Bonetti also pioneered the all-green goalkeeper kit, the catching of crosses and acknowledged the crowd before every game.

News of his passing on Sunday, aged 78 after a long illness, sparked an outpouring of emotion.

Neville Southall, himself an Everton and Wales goalkeeping legend, tweeted: “RIP my friend and one time goalkeeping coach Peter Bonetti.

“A lovely lovely guy. A fabulous goalkeeper. A great coach. A truly fantastic gentleman. Thanks for all your help.”

Former England keeper Peter Shilton added: “I was in the 1970 World Cup squad with Peter as a lad. He was a hero of mine, a tremendous player and a true gentleman.”

Ex-Chelsea midfielder Paul Canoville tweeted: “Was proud to call you a team mate and even more to call you my friend. Farewell, Chelsea’s greatest ever goalkeeper and absolute legendary human being!!”

Current assistant manager Jody Morris added: “RIP Peter Bonetti, a Chelsea legend and also the goalie coach when I first got into England Under-21s in 1996.”

An England tweet read: "We're deeply saddened to learn of the passing of Peter Bonetti.

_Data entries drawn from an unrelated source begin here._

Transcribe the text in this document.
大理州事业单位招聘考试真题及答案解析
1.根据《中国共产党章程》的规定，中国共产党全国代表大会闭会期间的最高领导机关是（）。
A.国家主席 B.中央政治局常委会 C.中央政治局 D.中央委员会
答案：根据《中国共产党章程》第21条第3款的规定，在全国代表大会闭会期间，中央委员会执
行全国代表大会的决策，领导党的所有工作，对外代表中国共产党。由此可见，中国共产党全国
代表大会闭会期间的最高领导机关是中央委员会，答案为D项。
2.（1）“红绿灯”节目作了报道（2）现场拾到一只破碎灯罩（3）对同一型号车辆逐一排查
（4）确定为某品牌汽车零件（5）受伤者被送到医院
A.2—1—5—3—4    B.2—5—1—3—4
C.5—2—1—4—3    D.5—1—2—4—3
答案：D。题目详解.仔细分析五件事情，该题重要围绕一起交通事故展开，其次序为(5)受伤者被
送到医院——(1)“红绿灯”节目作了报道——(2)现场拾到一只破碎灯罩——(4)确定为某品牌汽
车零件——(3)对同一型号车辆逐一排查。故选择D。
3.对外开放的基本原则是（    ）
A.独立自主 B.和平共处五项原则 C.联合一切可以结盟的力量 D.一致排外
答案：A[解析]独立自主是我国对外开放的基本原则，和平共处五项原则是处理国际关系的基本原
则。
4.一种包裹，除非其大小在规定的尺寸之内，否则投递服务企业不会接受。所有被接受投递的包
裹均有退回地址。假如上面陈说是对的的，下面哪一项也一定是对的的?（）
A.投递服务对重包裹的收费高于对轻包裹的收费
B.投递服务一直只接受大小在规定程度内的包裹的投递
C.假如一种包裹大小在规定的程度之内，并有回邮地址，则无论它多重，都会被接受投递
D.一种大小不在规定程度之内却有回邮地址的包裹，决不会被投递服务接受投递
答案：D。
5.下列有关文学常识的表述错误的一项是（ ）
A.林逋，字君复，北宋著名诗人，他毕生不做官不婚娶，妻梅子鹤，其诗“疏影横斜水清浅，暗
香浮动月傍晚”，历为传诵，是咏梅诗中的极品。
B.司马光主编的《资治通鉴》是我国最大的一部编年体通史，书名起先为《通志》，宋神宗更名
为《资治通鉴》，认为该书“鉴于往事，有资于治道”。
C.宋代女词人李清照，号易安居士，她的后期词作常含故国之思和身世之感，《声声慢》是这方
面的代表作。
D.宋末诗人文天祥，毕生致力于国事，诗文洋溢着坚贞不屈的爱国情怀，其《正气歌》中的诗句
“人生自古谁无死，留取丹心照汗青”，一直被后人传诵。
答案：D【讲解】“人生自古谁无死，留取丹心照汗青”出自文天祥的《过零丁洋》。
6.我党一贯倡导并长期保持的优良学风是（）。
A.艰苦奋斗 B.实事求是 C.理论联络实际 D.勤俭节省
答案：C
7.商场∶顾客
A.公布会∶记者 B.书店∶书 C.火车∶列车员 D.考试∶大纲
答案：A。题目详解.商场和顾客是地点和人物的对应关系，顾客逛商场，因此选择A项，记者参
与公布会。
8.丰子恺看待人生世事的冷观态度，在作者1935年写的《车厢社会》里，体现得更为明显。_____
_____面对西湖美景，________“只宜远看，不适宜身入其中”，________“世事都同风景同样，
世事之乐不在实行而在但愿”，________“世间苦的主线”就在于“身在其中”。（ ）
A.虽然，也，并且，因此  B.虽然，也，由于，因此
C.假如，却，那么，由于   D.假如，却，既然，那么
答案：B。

Our thoughts are with his family, friends and supporters at this time.”

Bonetti remains the second all-time appearance maker for Chelsea . Only Ron Harris featured more often. Bonetti appeared in 729 games from 1959 to 1979, keeping 208 clean sheets. That feat was surpassed only six years ago by Petr Cech.

Tipped up by his late mum Lydia to Chelsea boss Ted Drake, Bonetti was just 17 when he began an association of around two decades that led to seven England caps.

Not only did he earn his status as one of the finest keepers of his generation, he also inspired a generation.

In his later years he would re-live the pain of that shot from Franz Beckenbauer which slipped underneath his body to allow Germany back into that Mexico World Cup quarter-final in 1970. The Germans had come back from 2-0 down to win 3-2.

The response back home was harsh. But after the nonsense had died down, English football would revere Bonetti as a national treasure.

"He was the Cat who broke the mould, defied the odds, drew the gasps, earned the cheers and got the cream. All in front of an adoring Stamford Bridge,” said that Stamford Bridge statement

"All at Chelsea wish to send our heartfelt and deepest condolences to Peter's family and friends.” It added.